His defense lawyer asked for the mandatory minimum – five years – stressing that he had not touched any of his victims, nor had he distributed pornography.
Erickson settled upon a prison term of seven years, followed by supervised release for the rest of his life.
Belanger, who said he was himself a victim of child sexual abuse and suffers from depression and post-traumatic stress disorder, appears to be a good candidate for rehabilitation, according to his evaluations, the judge said.
“I think there’s reason for optimism,” he said, while also noting that Belanger’s crimes cause great harm and never-ending suffering for the children who are exploited by pornography makers and viewers.
“It trickles through society,” Erickson said of child pornography and sexual abuse. “It has multigenerational impacts.”
Jennifer Klemetsrud Puhl, the assistant U.S. attorney who prosecuted the case, argued that Belanger deserved a tougher sentence.

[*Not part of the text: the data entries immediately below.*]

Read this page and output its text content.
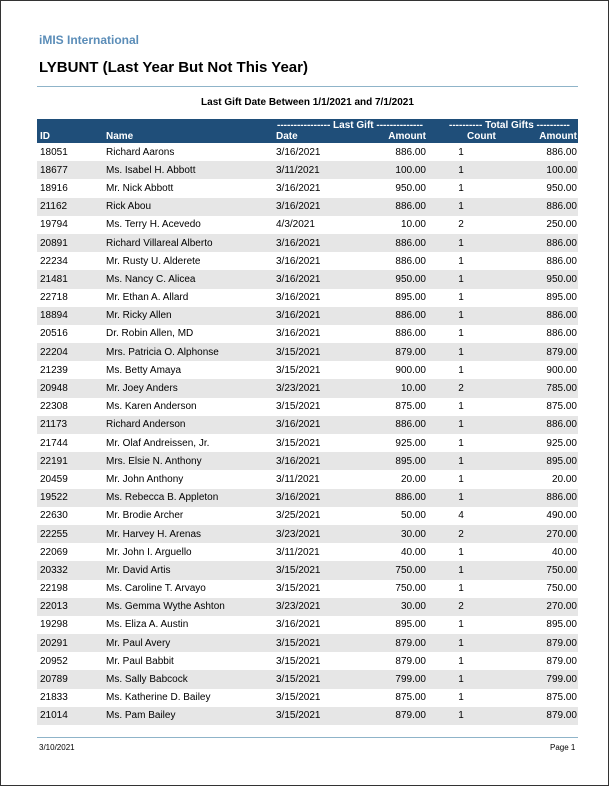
iMIS International
LYBUNT (Last Year But Not This Year)
Last Gift Date Between 1/1/2021 and 7/1/2021
---------------- Last Gift --------------	---------- Total Gifts ----------
ID	Name	Date	Amount	Count	Amount
18051	Richard Aarons	3/16/2021	886.00	1	886.00
18677	Ms. Isabel H. Abbott	3/11/2021	100.00	1	100.00
18916	Mr. Nick Abbott	3/16/2021	950.00	1	950.00
21162	Rick Abou	3/16/2021	886.00	1	886.00
19794	Ms. Terry H. Acevedo	4/3/2021	10.00	2	250.00
20891	Richard Villareal Alberto	3/16/2021	886.00	1	886.00
22234	Mr. Rusty U. Alderete	3/16/2021	886.00	1	886.00
21481	Ms. Nancy C. Alicea	3/16/2021	950.00	1	950.00
22718	Mr. Ethan A. Allard	3/16/2021	895.00	1	895.00
18894	Mr. Ricky Allen	3/16/2021	886.00	1	886.00
20516	Dr. Robin Allen, MD	3/16/2021	886.00	1	886.00
22204	Mrs. Patricia O. Alphonse	3/15/2021	879.00	1	879.00
21239	Ms. Betty Amaya	3/15/2021	900.00	1	900.00
20948	Mr. Joey Anders	3/23/2021	10.00	2	785.00
22308	Ms. Karen Anderson	3/15/2021	875.00	1	875.00
21173	Richard Anderson	3/16/2021	886.00	1	886.00
21744	Mr. Olaf Andreissen, Jr.	3/15/2021	925.00	1	925.00
22191	Mrs. Elsie N. Anthony	3/16/2021	895.00	1	895.00
20459	Mr. John Anthony	3/11/2021	20.00	1	20.00
19522	Ms. Rebecca B. Appleton	3/16/2021	886.00	1	886.00
22630	Mr. Brodie Archer	3/25/2021	50.00	4	490.00
22255	Mr. Harvey H. Arenas	3/23/2021	30.00	2	270.00
22069	Mr. John I. Arguello	3/11/2021	40.00	1	40.00
20332	Mr. David Artis	3/15/2021	750.00	1	750.00
22198	Ms. Caroline T. Arvayo	3/15/2021	750.00	1	750.00
22013	Ms. Gemma Wythe Ashton	3/23/2021	30.00	2	270.00
19298	Ms. Eliza A. Austin	3/16/2021	895.00	1	895.00
20291	Mr. Paul Avery	3/15/2021	879.00	1	879.00
20952	Mr. Paul Babbit	3/15/2021	879.00	1	879.00
20789	Ms. Sally Babcock	3/15/2021	799.00	1	799.00
21833	Ms. Katherine D. Bailey	3/15/2021	875.00	1	875.00
21014	Ms. Pam Bailey	3/15/2021	879.00	1	879.00
3/10/2021	Page 1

“It’s graphic, it’s disturbing material,” Klemetsrud said of the images confiscated from Belanger and available through “Desired Angels,” whose victims ranged in age from younger than 3 to 9 years old.
“These are real children with real stories,” she said, and read a statement from a 17-year-old girl who was abused – and photographed – when she was 10 and 11.
She was one of the girls Belanger had viewed in a series of images disseminated electronically around the world, Puhl said, reading from the statement.
After the hearing, U.S. Attorney Drew Wrigley said prosecutors were disappointed with the sentence, but accept it. Both he and Puhl said customers like Belanger fuel the child pornography trade.
“It drives an industry when people like Dr. Belanger are shoveling money into that industry,” he said.
“These are crime-scene photos,” Wrigley added. “It’s the worst kind of stuff you can imagine.”
Belanger made no statement at his hearing, and was immediately placed in confinement, but has said earlier that he plans to write a book so others can avoid his mistakes.